The age distribution was 27.1% under the age of 18, 5.9% from 18 to 24, 29.4% from 25 to 44, 24.7% from 45 to 64, and 12.9% who were 65 years of age or older. The median age was 37 years. For every 100 females, there were 88.9 males. For every 100 females age 18 and over, there were 85.1 males.

The median income for a household in the city was $28,125, and the median income for a family was $36,563. Males had a median income of $16,250 versus $20,000 for females.
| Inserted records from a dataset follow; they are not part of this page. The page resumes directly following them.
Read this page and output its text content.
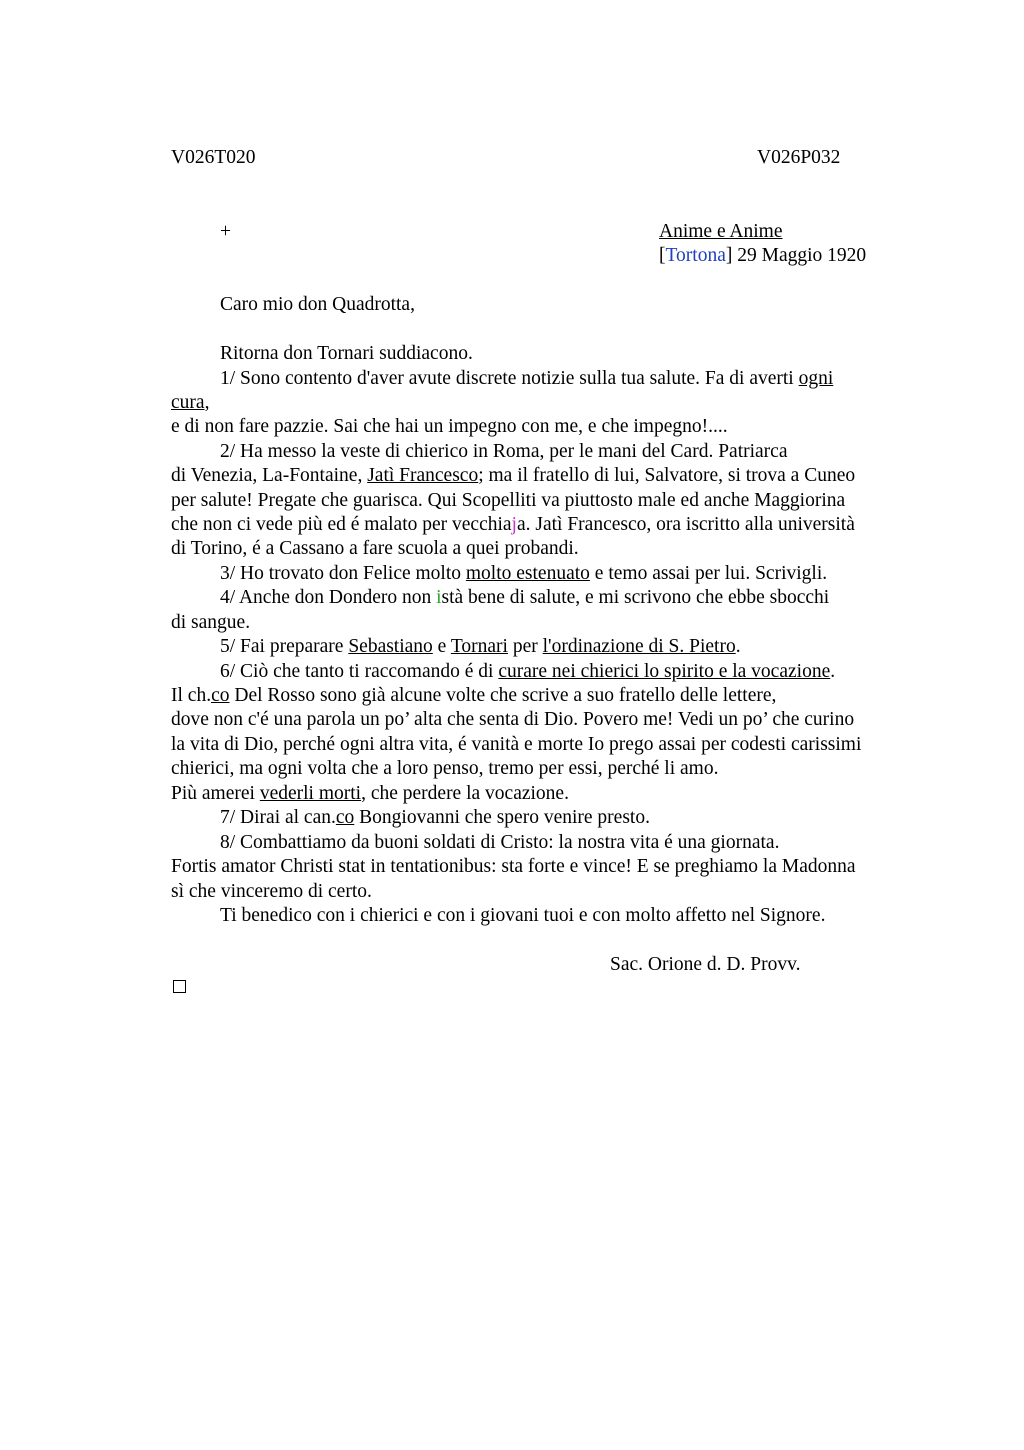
V026T020	V026P032
+	Anime e Anime
[Tortona] 29 Maggio 1920
Caro mio don Quadrotta,
Ritorna don Tornari suddiacono.
1/ Sono contento d'aver avute discrete notizie sulla tua salute. Fa di averti ogni
cura,
e di non fare pazzie. Sai che hai un impegno con me, e che impegno!....
2/ Ha messo la veste di chierico in Roma, per le mani del Card. Patriarca
di Venezia, La-Fontaine, Jatì Francesco; ma il fratello di lui, Salvatore, si trova a Cuneo
per salute! Pregate che guarisca. Qui Scopelliti va piuttosto male ed anche Maggiorina
che non ci vede più ed é malato per vecchiaja. Jatì Francesco, ora iscritto alla università
di Torino, é a Cassano a fare scuola a quei probandi.
3/ Ho trovato don Felice molto molto estenuato e temo assai per lui. Scrivigli.
4/ Anche don Dondero non istà bene di salute, e mi scrivono che ebbe sbocchi
di sangue.
5/ Fai preparare Sebastiano e Tornari per l'ordinazione di S. Pietro.
6/ Ciò che tanto ti raccomando é di curare nei chierici lo spirito e la vocazione.
Il ch.co Del Rosso sono già alcune volte che scrive a suo fratello delle lettere,
dove non c'é una parola un po’ alta che senta di Dio. Povero me! Vedi un po’ che curino
la vita di Dio, perché ogni altra vita, é vanità e morte Io prego assai per codesti carissimi
chierici, ma ogni volta che a loro penso, tremo per essi, perché li amo.
Più amerei vederli morti, che perdere la vocazione.
7/ Dirai al can.co Bongiovanni che spero venire presto.
8/ Combattiamo da buoni soldati di Cristo: la nostra vita é una giornata.
Fortis amator Christi stat in tentationibus: sta forte e vince! E se preghiamo la Madonna
sì che vinceremo di certo.
Ti benedico con i chierici e con i giovani tuoi e con molto affetto nel Signore.
Sac. Orione d. D. Provv.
The per capita income for the city was $11,300. About 12.2% of families and 17.0% of the population were below the poverty line, including 10.6% of those under the age of eighteen and 9.1% of those 65 or over.

Historical population
| Census | Pop. | Note | %± |
| 1910 | 168 |  | — |
| 1920 | 157 |  | −6.5% |
| 1930 | 126 |  | −19.7% |
| 1940 | 154 |  | 22.2% |
| 1950 | 188 |  | 22.1% |
| 1960 | 205 |  | 9.0% |
| 1970 | 190 |  | −7.3% |
| 1980 | 239 |  | 25.8% |
| 1990 | 110 |  | −54.0% |
| 2000 | 170 |  | 54.5% |
| 2010 | 135 |  | −20.6% |
| 2020 | 175 |  | 29.6% |
U.S. Decennial Census

==Notable people==

- Pee Wee Reese, Baseball Hall of Famer
- Archie Romines, former state representative

== In popular culture ==
Ekron, along with the neighboring towns of Brandenburg and Irvington, are featured in the open world survival horror game Project Zomboid as of the release of Build 42 of the game. Other Kentucky towns such as West Point, Muldraugh, and Louisville have previously served as core locations throughout the game.